Alan Garber (00:06):
Agreeing with the characterization, Garber emphasizes the need for universities to stand firm in their commitments.
Inskeep (01:42):
Inskeep outlines the Trump administration's accusations against Harvard, including alleged anti-Semitism, lack of viewpoint diversity, and failure to comply with discrimination laws.
Garber (02:14):
Garber acknowledges some internal issues, particularly concerning free speech and the environment for conservative viewpoints. He states, “We need to address that. It includes skills in speaking as well as skills in listening” (03:14). However, he criticizes the administration's methods, arguing that cutting off research funding harms both Harvard and the country's advancement.
Notable Quote:
“Shutting off that work does not help the country, even as it punishes Harvard.” (04:09)
Garber highlights Harvard's role in significant research advancements, including breakthroughs in cancer treatments and gene editing. He warns that reducing federal funding to research universities like Harvard would impede the United States' position in science and technology.
Key Points:
Notable Quote:
“Everybody benefits from the research work of universities like ours.” (11:44)
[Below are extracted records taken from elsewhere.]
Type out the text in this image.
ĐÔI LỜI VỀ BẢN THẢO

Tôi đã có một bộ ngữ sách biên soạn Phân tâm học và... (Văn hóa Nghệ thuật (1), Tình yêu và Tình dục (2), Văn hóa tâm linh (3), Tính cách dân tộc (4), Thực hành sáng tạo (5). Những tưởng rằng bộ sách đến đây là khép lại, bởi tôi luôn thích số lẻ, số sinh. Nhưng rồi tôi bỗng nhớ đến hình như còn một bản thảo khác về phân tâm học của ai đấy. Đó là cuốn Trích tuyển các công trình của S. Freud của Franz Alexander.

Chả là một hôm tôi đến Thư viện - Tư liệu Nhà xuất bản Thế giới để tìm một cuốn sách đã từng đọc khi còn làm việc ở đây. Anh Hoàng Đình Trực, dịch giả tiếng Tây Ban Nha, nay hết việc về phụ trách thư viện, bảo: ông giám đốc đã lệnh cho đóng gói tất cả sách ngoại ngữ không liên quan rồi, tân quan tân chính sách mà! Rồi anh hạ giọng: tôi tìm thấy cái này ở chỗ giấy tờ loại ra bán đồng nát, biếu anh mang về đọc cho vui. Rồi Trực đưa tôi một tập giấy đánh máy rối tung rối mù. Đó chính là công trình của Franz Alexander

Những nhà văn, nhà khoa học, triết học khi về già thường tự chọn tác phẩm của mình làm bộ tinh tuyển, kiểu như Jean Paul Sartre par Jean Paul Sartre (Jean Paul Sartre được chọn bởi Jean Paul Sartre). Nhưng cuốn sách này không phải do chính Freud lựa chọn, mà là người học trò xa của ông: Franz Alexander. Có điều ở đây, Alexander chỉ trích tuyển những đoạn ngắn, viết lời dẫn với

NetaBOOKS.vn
International students are vital to Harvard's academic and cultural environment. Garber argues that excluding them diminishes the diversity and global perspective that enrich the university community.
Inskeep (06:01):
Questions the basis of the administration's accusations regarding Harvard's refusal to provide information on international students.
Garber (06:24):
Denies the claims, stating, “We have endeavored to comply fully in line with the law, with the requests that the government has made.” (06:26).
Notable Quote:
“We want people to be able to discuss difficult topics with one another, especially when they disagree.” (10:40)
Garber admits that Harvard has faced challenges related to antisemitism and campus division. A presidential commission report identified social exclusion and shunning behaviors, particularly against Jewish and Israeli students.
Key Points:
Notable Quote:
“We have made substantial progress on campus over the past year.” (09:16)
Garber acknowledges the administration's statement that Harvard's situation serves as a cautionary tale for other academic institutions. He urges universities nationwide to remain committed to their foundational values despite external pressures.
Notable Quote:
“We need to be firm in our commitments to what we stand for.” (18:48)
As Harvard approaches its graduation week, President Garber underscores the university's dedication to education, research, and serving the nation. He emphasizes that attacking academic institutions undermines the collective effort to advance knowledge and societal well-being.
Final Quote:
“When we fail in that, then we can expect to be attacked.” (19:17)
Alan Garber's interview provides a comprehensive look into the tensions between Harvard University and the Trump administration. While acknowledging internal challenges, Garber defends Harvard's contributions to research and education, criticizes the administration's punitive measures, and calls on other universities to uphold their commitments to truth and service. The episode underscores the broader implications of governmental actions on academic freedom and national progress.
Commitment to Values:
“We need to be firm in our commitments to what we stand for.” (18:48)
Impact of Research Cuts:
“Shutting off that work does not help the country, even as it punishes Harvard.” (04:09)
Addressing Campus Issues:
“We have made substantial progress on campus over the past year.” (09:16)
Role of International Students:
“We want people to be able to discuss difficult topics with one another, especially when they disagree.” (10:40)
Commitment to Truth and Service:
“When we fail in that, then we can expect to be attacked.” (19:17)
This detailed summary captures the essence of the episode, providing listeners and readers with a comprehensive understanding of the discussions between NPR and Harvard President Alan Garber. It highlights the key issues, Garber's responses, and the broader implications for academic institutions facing governmental scrutiny.